One of DeepMind’s most interesting tests was checking global wind power output forecasts based on information from a global power plant database. This involves using it to predict the wind speed at 10 meters above the ground (actually lower than where most turbines are located, but the best possible approximation) and writing that number It involves calculating the amount of electricity produced using . The system outperformed traditional weather models by 20% in the first two days and remained in the lead as the lead declined over the week.

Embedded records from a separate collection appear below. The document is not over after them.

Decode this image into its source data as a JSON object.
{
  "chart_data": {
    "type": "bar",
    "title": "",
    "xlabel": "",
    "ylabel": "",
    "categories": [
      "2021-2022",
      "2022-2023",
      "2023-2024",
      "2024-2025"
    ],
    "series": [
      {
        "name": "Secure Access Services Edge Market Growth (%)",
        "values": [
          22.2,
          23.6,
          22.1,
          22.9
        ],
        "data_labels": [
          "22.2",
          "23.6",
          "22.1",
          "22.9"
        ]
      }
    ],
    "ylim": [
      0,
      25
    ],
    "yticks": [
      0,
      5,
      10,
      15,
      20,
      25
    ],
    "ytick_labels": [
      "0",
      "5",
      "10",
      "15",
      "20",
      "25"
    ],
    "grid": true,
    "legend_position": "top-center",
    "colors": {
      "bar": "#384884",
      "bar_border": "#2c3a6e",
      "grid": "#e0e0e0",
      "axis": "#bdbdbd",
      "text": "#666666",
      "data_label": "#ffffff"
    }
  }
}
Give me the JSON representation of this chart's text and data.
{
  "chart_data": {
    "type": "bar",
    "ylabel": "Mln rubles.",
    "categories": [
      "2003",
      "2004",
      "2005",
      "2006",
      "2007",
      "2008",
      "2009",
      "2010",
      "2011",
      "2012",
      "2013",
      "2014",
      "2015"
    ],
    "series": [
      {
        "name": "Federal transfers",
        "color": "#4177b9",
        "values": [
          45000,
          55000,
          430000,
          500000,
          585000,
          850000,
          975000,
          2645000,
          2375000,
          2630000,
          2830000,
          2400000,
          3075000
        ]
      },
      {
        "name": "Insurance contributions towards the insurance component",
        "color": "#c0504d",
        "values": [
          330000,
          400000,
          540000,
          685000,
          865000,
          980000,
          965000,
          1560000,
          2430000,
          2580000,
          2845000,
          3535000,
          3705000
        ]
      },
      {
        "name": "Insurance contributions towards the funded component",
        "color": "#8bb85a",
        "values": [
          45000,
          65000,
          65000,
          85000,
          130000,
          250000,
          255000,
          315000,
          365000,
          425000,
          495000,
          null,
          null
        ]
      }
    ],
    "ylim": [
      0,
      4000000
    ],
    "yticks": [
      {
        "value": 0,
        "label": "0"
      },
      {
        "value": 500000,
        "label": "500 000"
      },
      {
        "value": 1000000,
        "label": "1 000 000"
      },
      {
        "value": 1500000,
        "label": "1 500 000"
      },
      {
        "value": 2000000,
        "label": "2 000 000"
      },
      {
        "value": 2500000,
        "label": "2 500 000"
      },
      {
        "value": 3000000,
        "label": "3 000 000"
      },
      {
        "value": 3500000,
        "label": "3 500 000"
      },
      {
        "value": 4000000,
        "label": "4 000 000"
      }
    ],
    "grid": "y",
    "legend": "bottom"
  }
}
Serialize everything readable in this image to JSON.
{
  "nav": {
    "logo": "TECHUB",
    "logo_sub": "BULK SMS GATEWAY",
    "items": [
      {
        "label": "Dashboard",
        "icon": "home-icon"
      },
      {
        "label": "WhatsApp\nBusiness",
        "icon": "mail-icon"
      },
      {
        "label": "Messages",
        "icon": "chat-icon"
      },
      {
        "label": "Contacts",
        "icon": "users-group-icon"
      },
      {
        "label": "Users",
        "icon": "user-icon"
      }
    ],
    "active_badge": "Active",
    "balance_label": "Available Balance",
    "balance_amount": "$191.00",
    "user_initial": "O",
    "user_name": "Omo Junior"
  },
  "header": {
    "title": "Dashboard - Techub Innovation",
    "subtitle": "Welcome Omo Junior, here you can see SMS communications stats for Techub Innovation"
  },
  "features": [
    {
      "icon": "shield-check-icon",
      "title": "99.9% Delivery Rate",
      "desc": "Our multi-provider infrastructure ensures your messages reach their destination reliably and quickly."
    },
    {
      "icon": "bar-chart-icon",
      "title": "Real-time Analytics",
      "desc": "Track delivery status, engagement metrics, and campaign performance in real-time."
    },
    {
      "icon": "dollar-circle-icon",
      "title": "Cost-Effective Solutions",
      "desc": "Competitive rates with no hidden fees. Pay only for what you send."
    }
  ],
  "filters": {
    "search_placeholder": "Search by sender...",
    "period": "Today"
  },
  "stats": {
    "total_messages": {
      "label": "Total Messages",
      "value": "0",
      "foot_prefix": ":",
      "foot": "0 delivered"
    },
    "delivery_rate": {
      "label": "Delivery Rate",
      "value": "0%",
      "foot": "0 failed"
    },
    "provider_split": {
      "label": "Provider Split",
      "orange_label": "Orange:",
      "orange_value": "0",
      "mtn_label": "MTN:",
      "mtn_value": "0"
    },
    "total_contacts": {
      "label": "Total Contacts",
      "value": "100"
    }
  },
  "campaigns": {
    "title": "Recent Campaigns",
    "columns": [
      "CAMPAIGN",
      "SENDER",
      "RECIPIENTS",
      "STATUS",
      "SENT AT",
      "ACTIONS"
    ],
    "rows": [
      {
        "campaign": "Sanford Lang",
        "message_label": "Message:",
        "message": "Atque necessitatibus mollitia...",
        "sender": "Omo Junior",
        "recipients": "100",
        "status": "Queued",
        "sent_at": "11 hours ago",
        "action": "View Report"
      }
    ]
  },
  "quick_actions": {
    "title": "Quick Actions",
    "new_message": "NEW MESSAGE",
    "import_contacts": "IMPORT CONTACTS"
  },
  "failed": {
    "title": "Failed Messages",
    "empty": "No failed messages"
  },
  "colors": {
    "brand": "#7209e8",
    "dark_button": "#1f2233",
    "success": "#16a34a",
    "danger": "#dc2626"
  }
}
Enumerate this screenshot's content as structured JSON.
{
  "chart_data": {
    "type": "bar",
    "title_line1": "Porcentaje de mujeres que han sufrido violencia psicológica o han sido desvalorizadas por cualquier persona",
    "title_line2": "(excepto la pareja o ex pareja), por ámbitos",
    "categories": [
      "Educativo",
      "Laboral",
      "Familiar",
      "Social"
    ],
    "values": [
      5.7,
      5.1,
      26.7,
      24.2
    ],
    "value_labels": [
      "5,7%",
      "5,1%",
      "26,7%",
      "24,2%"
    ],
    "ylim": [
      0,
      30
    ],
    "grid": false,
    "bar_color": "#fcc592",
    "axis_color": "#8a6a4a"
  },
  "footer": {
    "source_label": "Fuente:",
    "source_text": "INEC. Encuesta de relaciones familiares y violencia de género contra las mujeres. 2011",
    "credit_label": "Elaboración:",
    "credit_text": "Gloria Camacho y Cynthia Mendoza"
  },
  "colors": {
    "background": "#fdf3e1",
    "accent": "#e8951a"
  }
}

Researchers haven’t spent much time investigating why performance appears to gradually decline over a period of about a week. Ideally, researchers would probably be thinking about more details about GenCast’s limitations, as they would be useful for further improvements. In any case, today’s paper presents a second case where predictions have been reported to be improved by adopting something akin to a hybrid approach, one that combines aspects of traditional prediction systems with AI . And both of these cases take very different approaches, raising the possibility that it will be possible to combine some of their features.
Nature, 2024. DOI: 10.1038/s41586-024-08252-9 (About DOI).